We collect data as indicated by the table. We then import this into Weka as a csv file, and select the "MultilayerPerceptron" function to train on our data. We use the default parameters other than defining a 2-hidden layer network with 2 nodes in each layer, and after training on our data, we get a model as follows:
Weka actually just gives you all the values; we've put them into a diagram to clarify what is going on. On the left are our measured values vs. time data; the data for 10 seconds is used as an example. All the other numbers are the parameters the system learned for our data. Each node other than the output node uses a weighted sum of the inputs (shown as the wij values) and the sigmoid function, also known as the logistic function, to calculate the output values (shown as the sij values). The data go through layer 1, those outputs go through layer 2, and those outputs go through layer 3 which is just a single, linear node. The data are scaled before use, so the output is scaled back to our units. Looking at this result, it isn't impressive. We have a really simple system, and we predict -186 versus the actual value of 54. What happened?
On the left is a set of samples taken from the time series, with the actual value and the predicted value charted together. In that view, things look pretty good. But if we zoom in to the values for short times, we see a different picture--there are pretty large errors up to at least 20 seconds. Is the neural network approach incapable of learning this system? No, the problem is our choice of parameters.
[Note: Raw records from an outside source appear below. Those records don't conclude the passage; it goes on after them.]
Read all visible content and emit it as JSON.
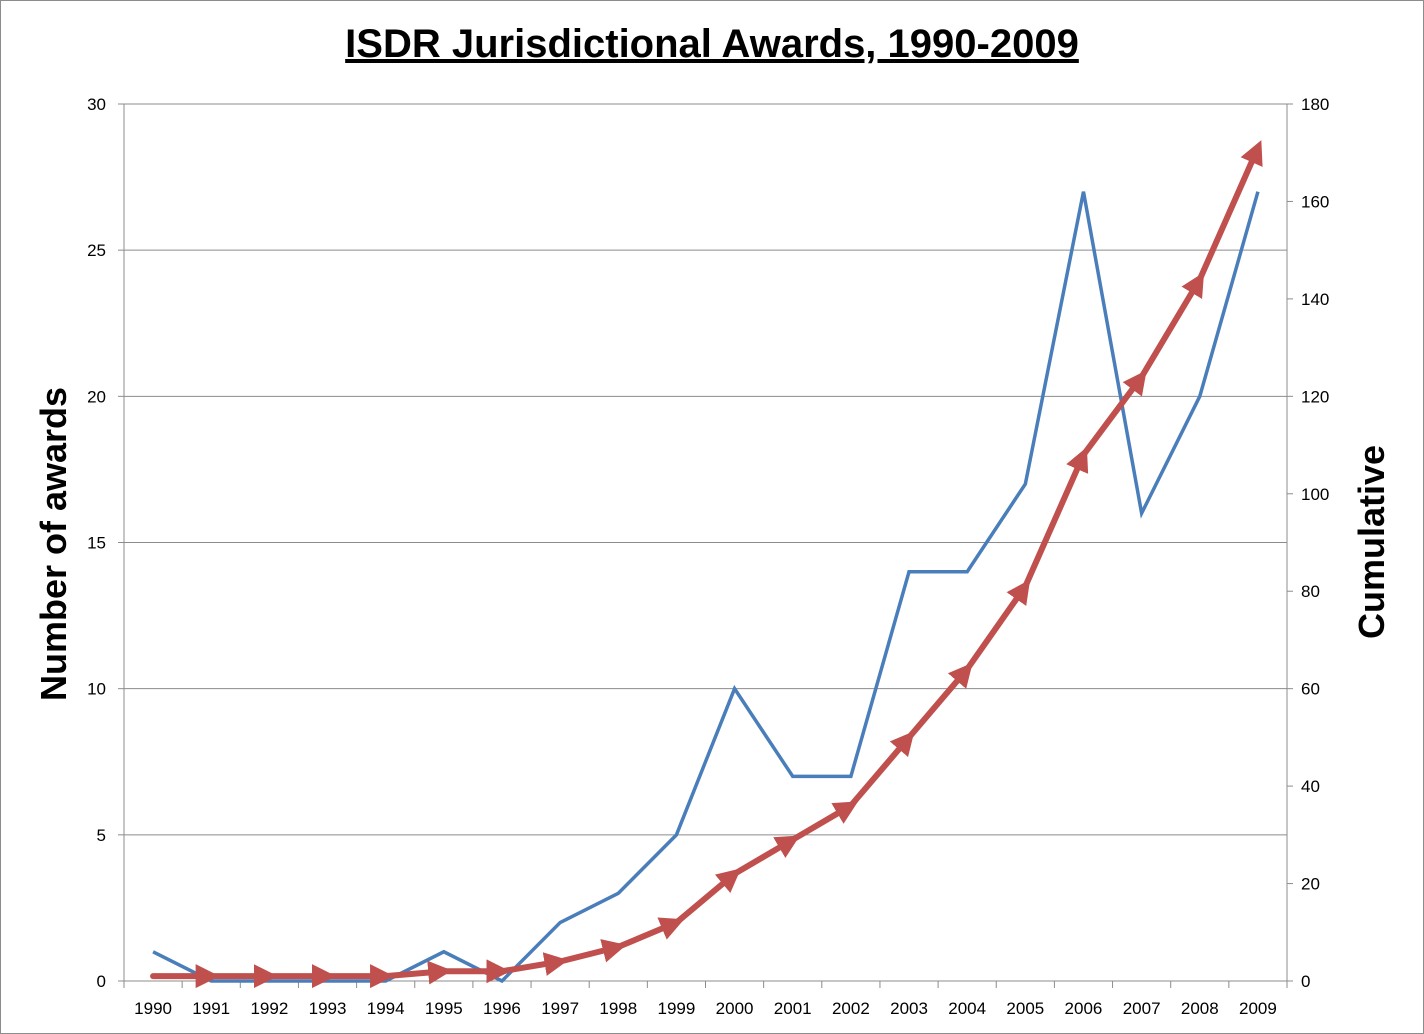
{
  "chart_data": {
    "type": "line",
    "title": "ISDR Jurisdictional Awards, 1990-2009",
    "ylabel": "Number of awards",
    "y2label": "Cumulative",
    "x": [
      "1990",
      "1991",
      "1992",
      "1993",
      "1994",
      "1995",
      "1996",
      "1997",
      "1998",
      "1999",
      "2000",
      "2001",
      "2002",
      "2003",
      "2004",
      "2005",
      "2006",
      "2007",
      "2008",
      "2009"
    ],
    "ylim": [
      0,
      30
    ],
    "y2lim": [
      0,
      180
    ],
    "yticks": [
      "0",
      "5",
      "10",
      "15",
      "20",
      "25",
      "30"
    ],
    "y2ticks": [
      "0",
      "20",
      "40",
      "60",
      "80",
      "100",
      "120",
      "140",
      "160",
      "180"
    ],
    "grid": true,
    "series": [
      {
        "axis": "left",
        "color": "#4a7ebb",
        "values": [
          1,
          0,
          0,
          0,
          0,
          1,
          0,
          2,
          3,
          5,
          10,
          7,
          7,
          14,
          14,
          17,
          27,
          16,
          20,
          27
        ]
      },
      {
        "axis": "right",
        "color": "#c0504d",
        "marker": "arrow",
        "values": [
          1,
          1,
          1,
          1,
          1,
          2,
          2,
          4,
          7,
          12,
          22,
          29,
          36,
          50,
          64,
          81,
          108,
          124,
          144,
          171
        ]
      }
    ]
  }
}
In particular, the default learning rate is too high, and the training time is too short. The default values are a learning rate of 0.3 and 500 epochs to train. Let's change the learning rate to 0.1, and the momentum to 0.1 while we are at it, and let's give the system 4096 epochs to learn. We get the following:
In this case, for the same input values, we are much closer to the correct value. Looking at all the results shows this model works well over the entire range of time:
So, is the answer just to set a really low learning rate, modest momentum, and throw gobs of compute time at the problem? Unfortunately, not quite. If we take this system, and carefully explore the results across the parameter space of learning rate, momentum, and training time, we get a 3D map of the performance:
Here, the vertical axis is the root-mean-square error, ranging from 0 to 250 in this case. We vary the training time and the rate parameters as shown on the other axes. You can see that for any given time (Epochs) if the learning rate/momentum are too high, the results are degraded. The issue is that too high a rate can miss the optimum. Likewise, results are worse if the training time is shorter. However, we see something a little strange--at low learning rates, there is a region where we don't get the optimum result. Why? We have not provided enough time to converge to a good solution given the small steps we are taking. If we had this chart ahead of time, we could see that our time to get a good solution can be a low as 512 Epochs if the learning rate is just right.
As more and more people gain access to machine learning tools, awareness of limitations and need to test solutions is very important. If you get what seems like a good result, consider testing it by running another few learning sessions with different parameters. If you get very similar results you will have more confidence you are at an optimal (or nearly so) solution.